O relato foi partilhado pela jornalista, autora de dois livros de crónicas, num artigo no semanário Nascer do Sol. Nele, descrevia o choque com que ouviu os técnicos da CPCJ a expor o conteúdo da denúncia, enquanto o filho esperava numa sala ao lado. Não tardou a lembrar-se da crónica e a reconhecer as suas próprias palavras, que diz terem sido usadas de forma distorcida para alertar para uma situação de perigo que garante não existir.

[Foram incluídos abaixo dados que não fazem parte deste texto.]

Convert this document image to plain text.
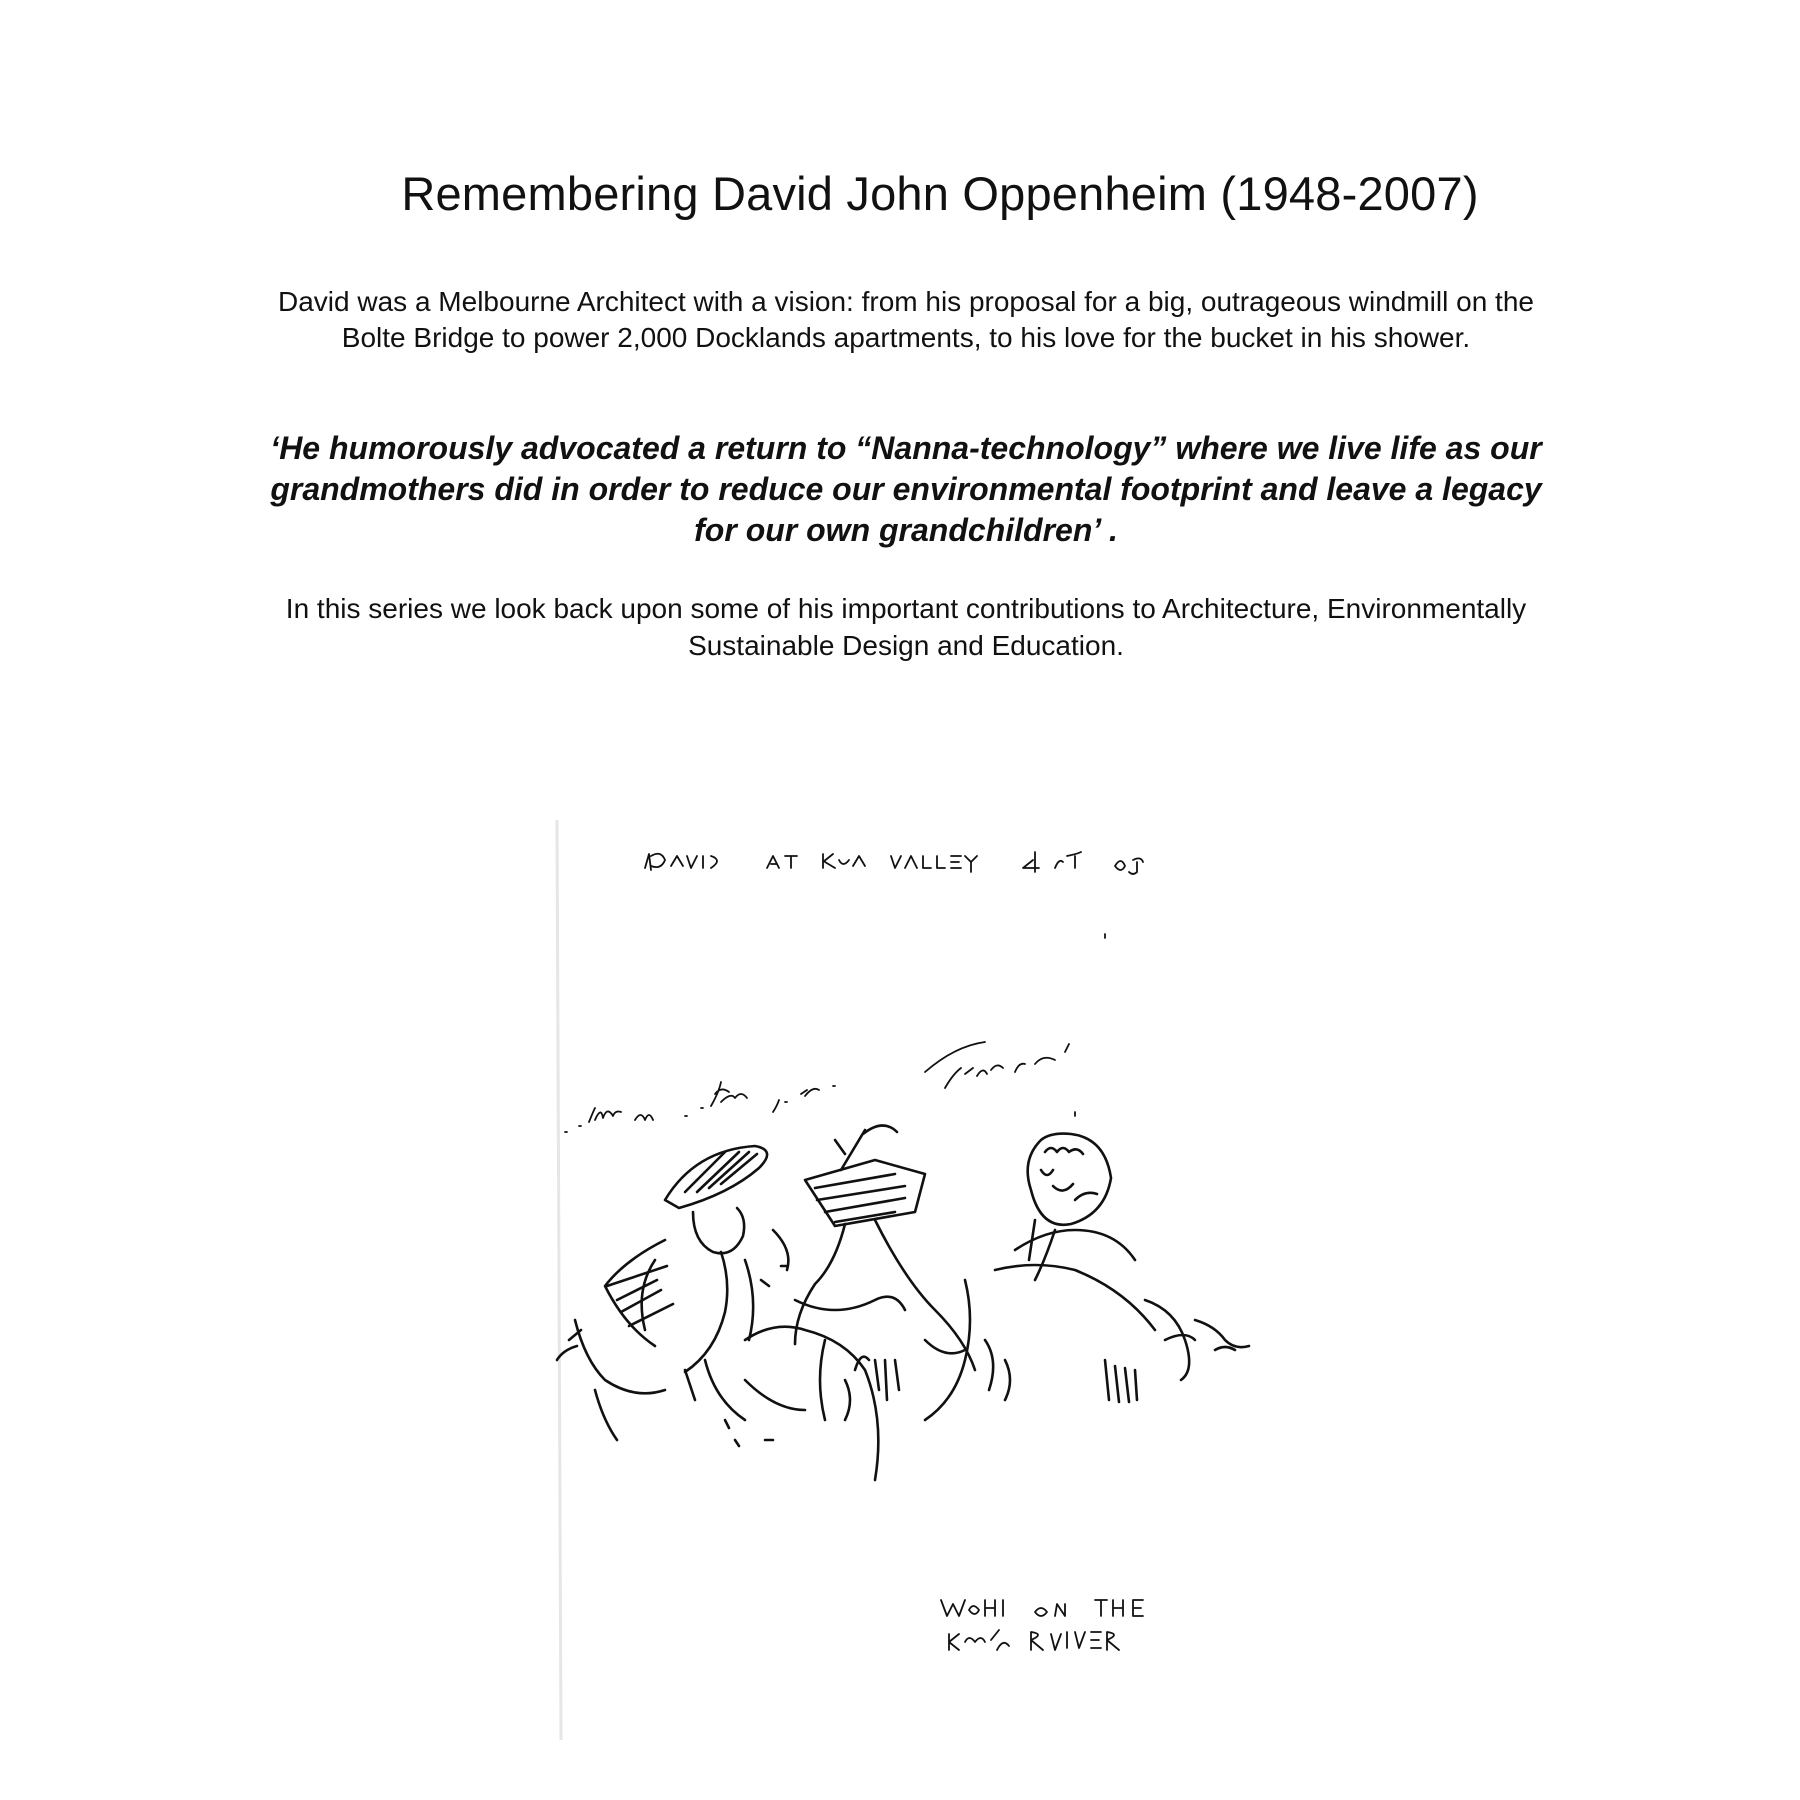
Remembering David John Oppenheim (1948-2007)

David was a Melbourne Architect with a vision: from his proposal for a big, outrageous windmill on the Bolte Bridge to power 2,000 Docklands apartments, to his love for the bucket in his shower.

‘He humorously advocated a return to “Nanna-technology” where we live life as our grandmothers did in order to reduce our environmental footprint and leave a legacy for our own grandchildren’ .

In this series we look back upon some of his important contributions to Architecture, Environmentally Sustainable Design and Education.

“Diziam o que eu escrevi na crónica, mas sem dizer que tinha escrito uma crónica”, começa por explicar Inês Teotónio Pereira ao Observador a propósito do caso. “Diziam que a criança foi a um campo de férias e exposta a violência emocional e psicológica, que podia estar em perigo e aconselhavam uma intervenção”, recorda, acrescentando que na denúncia constava o seu nome completo e a morada pessoal, que não é uma informação pública.

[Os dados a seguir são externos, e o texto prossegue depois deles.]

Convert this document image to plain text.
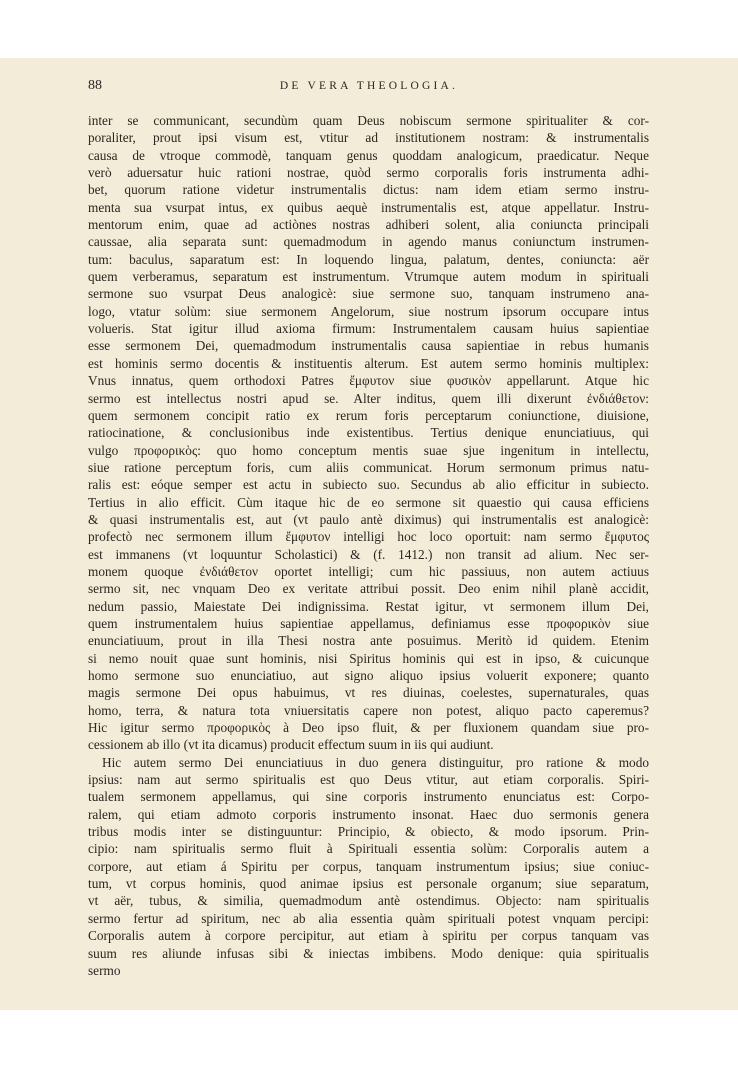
88	DE VERA THEOLOGIA.
inter se communicant, secundùm quam Deus nobiscum sermone spiritualiter & cor-
poraliter, prout ipsi visum est, vtitur ad institutionem nostram: & instrumentalis
causa de vtroque commodè, tanquam genus quoddam analogicum, praedicatur. Neque
verò aduersatur huic rationi nostrae, quòd sermo corporalis foris instrumenta adhi-
bet, quorum ratione videtur instrumentalis dictus: nam idem etiam sermo instru-
menta sua vsurpat intus, ex quibus aequè instrumentalis est, atque appellatur. Instru-
mentorum enim, quae ad actiònes nostras adhiberi solent, alia coniuncta principali
caussae, alia separata sunt: quemadmodum in agendo manus coniunctum instrumen-
tum: baculus, saparatum est: In loquendo lingua, palatum, dentes, coniuncta: aër
quem verberamus, separatum est instrumentum. Vtrumque autem modum in spirituali
sermone suo vsurpat Deus analogicè: siue sermone suo, tanquam instrumeno ana-
logo, vtatur solùm: siue sermonem Angelorum, siue nostrum ipsorum occupare intus
volueris. Stat igitur illud axioma firmum: Instrumentalem causam huius sapientiae
esse sermonem Dei, quemadmodum instrumentalis causa sapientiae in rebus humanis
est hominis sermo docentis & instituentis alterum. Est autem sermo hominis multiplex:
Vnus innatus, quem orthodoxi Patres ἔμφυτον siue φυσικὸν appellarunt. Atque hic
sermo est intellectus nostri apud se. Alter inditus, quem illi dixerunt ἐνδιάθετον:
quem sermonem concipit ratio ex rerum foris perceptarum coniunctione, diuisione,
ratiocinatione, & conclusionibus inde existentibus. Tertius denique enunciatiuus, qui
vulgo προφορικὸς: quo homo conceptum mentis suae sjue ingenitum in intellectu,
siue ratione perceptum foris, cum aliis communicat. Horum sermonum primus natu-
ralis est: eóque semper est actu in subiecto suo. Secundus ab alio efficitur in subiecto.
Tertius in alio efficit. Cùm itaque hic de eo sermone sit quaestio qui causa efficiens
& quasi instrumentalis est, aut (vt paulo antè diximus) qui instrumentalis est analogicè:
profectò nec sermonem illum ἔμφυτον intelligi hoc loco oportuit: nam sermo ἔμφυτος
est immanens (vt loquuntur Scholastici) & (f. 1412.) non transit ad alium. Nec ser-
monem quoque ἐνδιάθετον oportet intelligi; cum hic passiuus, non autem actiuus
sermo sit, nec vnquam Deo ex veritate attribui possit. Deo enim nihil planè accidit,
nedum passio, Maiestate Dei indignissima. Restat igitur, vt sermonem illum Dei,
quem instrumentalem huius sapientiae appellamus, definiamus esse προφορικὸν siue
enunciatiuum, prout in illa Thesi nostra ante posuimus. Meritò id quidem. Etenim
si nemo nouit quae sunt hominis, nisi Spiritus hominis qui est in ipso, & cuicunque
homo sermone suo enunciatiuo, aut signo aliquo ipsius voluerit exponere; quanto
magis sermone Dei opus habuimus, vt res diuinas, coelestes, supernaturales, quas
homo, terra, & natura tota vniuersitatis capere non potest, aliquo pacto caperemus?
Hic igitur sermo προφορικὸς à Deo ipso fluit, & per fluxionem quandam siue pro-
cessionem ab illo (vt ita dicamus) producit effectum suum in iis qui audiunt.
Hic autem sermo Dei enunciatiuus in duo genera distinguitur, pro ratione & modo
ipsius: nam aut sermo spiritualis est quo Deus vtitur, aut etiam corporalis. Spiri-
tualem sermonem appellamus, qui sine corporis instrumento enunciatus est: Corpo-
ralem, qui etiam admoto corporis instrumento insonat. Haec duo sermonis genera
tribus modis inter se distinguuntur: Principio, & obiecto, & modo ipsorum. Prin-
cipio: nam spiritualis sermo fluit à Spirituali essentia solùm: Corporalis autem a
corpore, aut etiam á Spiritu per corpus, tanquam instrumentum ipsius; siue coniuc-
tum, vt corpus hominis, quod animae ipsius est personale organum; siue separatum,
vt aër, tubus, & similia, quemadmodum antè ostendimus. Objecto: nam spiritualis
sermo fertur ad spiritum, nec ab alia essentia quàm spirituali potest vnquam percipi:
Corporalis autem à corpore percipitur, aut etiam à spiritu per corpus tanquam vas
suum res aliunde infusas sibi & iniectas imbibens. Modo denique: quia spiritualis
sermo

Mãe e pai explicaram que a denúncia teria sido motivada pela crónica, que a criança foi ao campo de férias e regressou feliz e que “não havia qualquer risco”. O caso não ficou por aí e os técnicos passaram à leitura dos procedimentos que se seguiriam, mediante autorização dos pais: falar diretamente com a criança, contactar a escola e realizar uma visita ao domicílio sem marcação.
Convictos de que nada mais tinham a esclarecer, os pais recusaram a intervenção, descrevendo uma situação “absolutamente ridícula e caricata”. “Se eu deixasse que os procedimentos continuassem, tinha que expor e abrir a minha casa, a minha realidade e a minha família. Tinha que expor uma criança de 11 anos a ser inquirida“, refere a mãe. Após a recusa dos pais, e se subsistirem dúvidas sobre se a criança está ou não em risco, a lei dita que o caso seja arquivado na CPCJ e siga obrigatoriamente para o Ministério Público (MP). Foi o que aconteceu.

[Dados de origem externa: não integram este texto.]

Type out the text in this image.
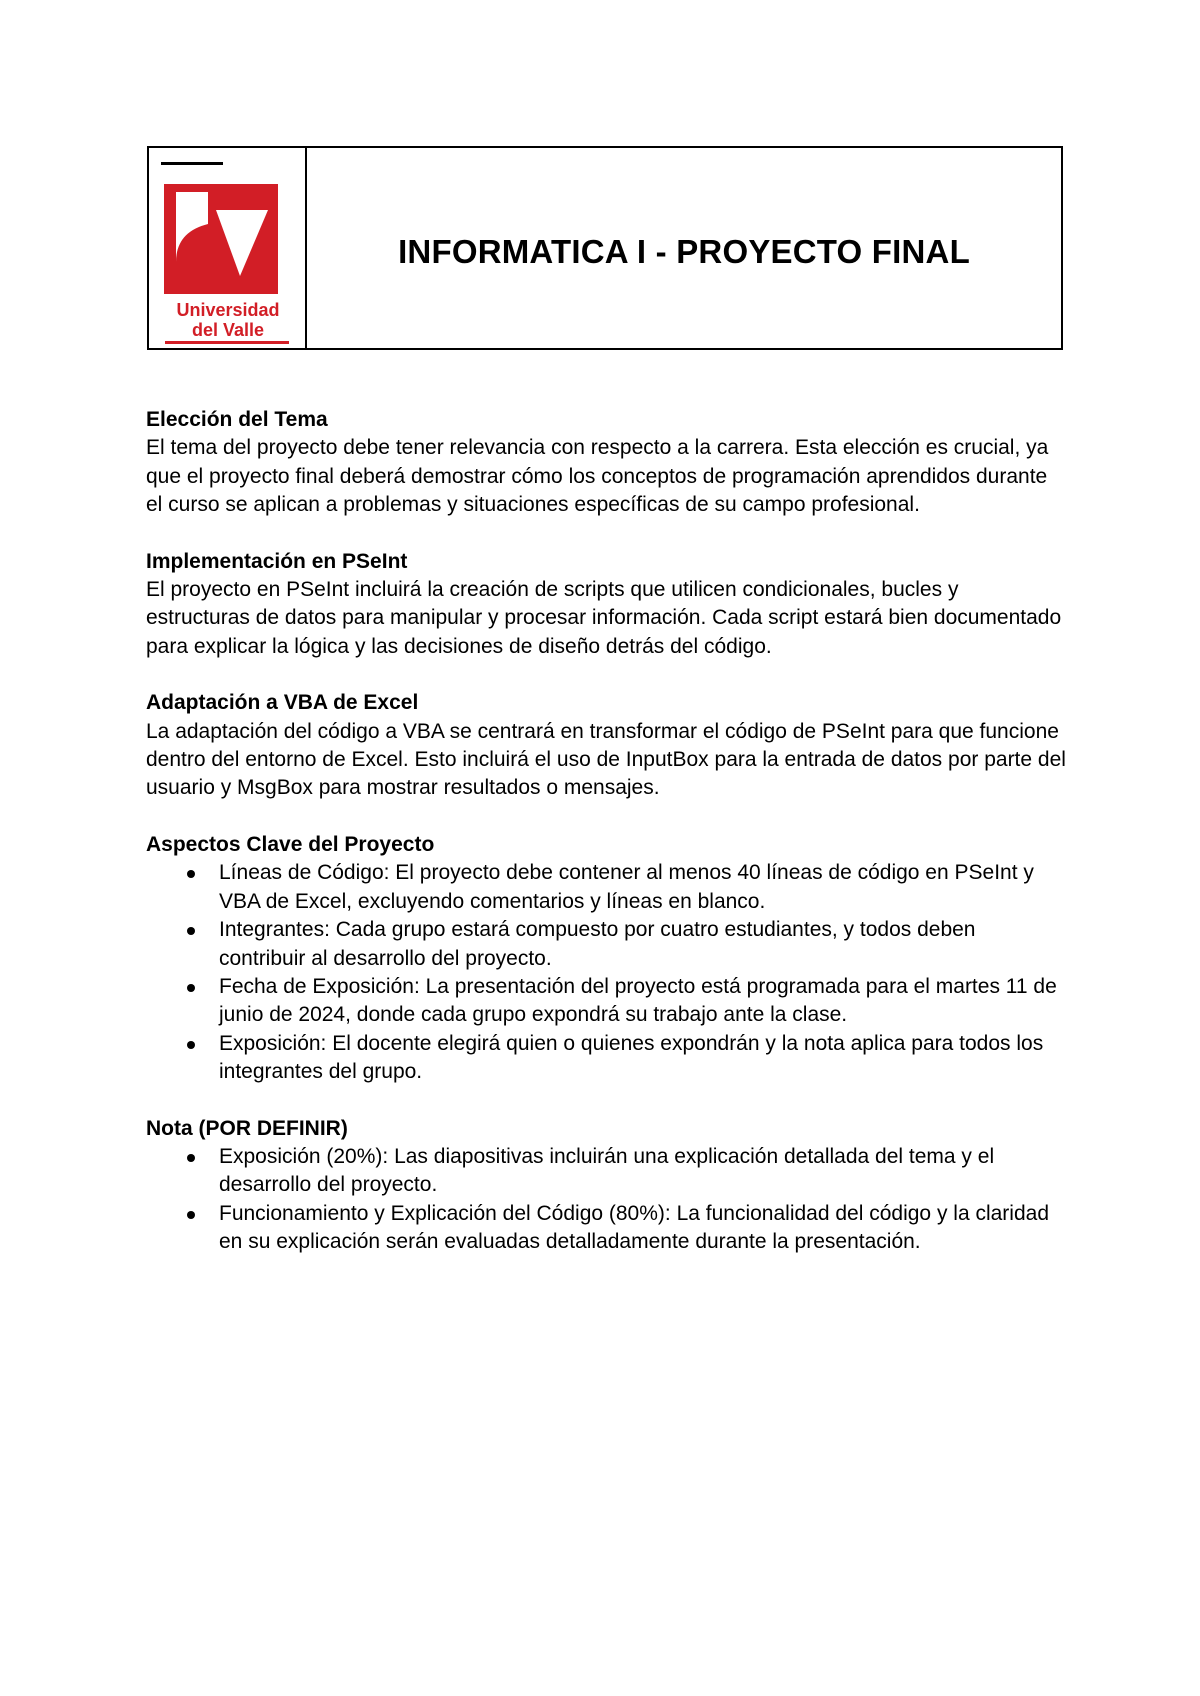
Universidad
del Valle
INFORMATICA I - PROYECTO FINAL
Elección del Tema

El tema del proyecto debe tener relevancia con respecto a la carrera. Esta elección es crucial, ya que el proyecto final deberá demostrar cómo los conceptos de programación aprendidos durante el curso se aplican a problemas y situaciones específicas de su campo profesional.

Implementación en PSeInt

El proyecto en PSeInt incluirá la creación de scripts que utilicen condicionales, bucles y estructuras de datos para manipular y procesar información. Cada script estará bien documentado para explicar la lógica y las decisiones de diseño detrás del código.

Adaptación a VBA de Excel

La adaptación del código a VBA se centrará en transformar el código de PSeInt para que funcione dentro del entorno de Excel. Esto incluirá el uso de InputBox para la entrada de datos por parte del usuario y MsgBox para mostrar resultados o mensajes.

Aspectos Clave del Proyecto
Líneas de Código: El proyecto debe contener al menos 40 líneas de código en PSeInt y VBA de Excel, excluyendo comentarios y líneas en blanco.
Integrantes: Cada grupo estará compuesto por cuatro estudiantes, y todos deben contribuir al desarrollo del proyecto.
Fecha de Exposición: La presentación del proyecto está programada para el martes 11 de junio de 2024, donde cada grupo expondrá su trabajo ante la clase.
Exposición: El docente elegirá quien o quienes expondrán y la nota aplica para todos los integrantes del grupo.
Nota (POR DEFINIR)
Exposición (20%): Las diapositivas incluirán una explicación detallada del tema y el desarrollo del proyecto.
Funcionamiento y Explicación del Código (80%): La funcionalidad del código y la claridad en su explicación serán evaluadas detalladamente durante la presentación.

O Observador contactou a CPCJ, que disse não poder pronunciar-se sobre o caso concreto, e a Procuradoria-Geral da República, que confirmou ter recebido esta semana a documentação enviada pela comissão de menores. Na resposta enviada por escrito ao Observador, o Ministério Público diz estar “a analisar a dita documentação e a recolher elementos com vista a decidir sobre eventual instauração de processo judicial de promoção e proteção”.
Nesta fase, Inês Teotónio Pereira e o marido aguardam por novas informações, mas a jornalista, e ex-deputada eleita pelo CDS (esteve no Parlamento entre 2011 e 2015), antecipa que, com o envolvimento de tribunais, o fim do caso possa estar ainda muito longe.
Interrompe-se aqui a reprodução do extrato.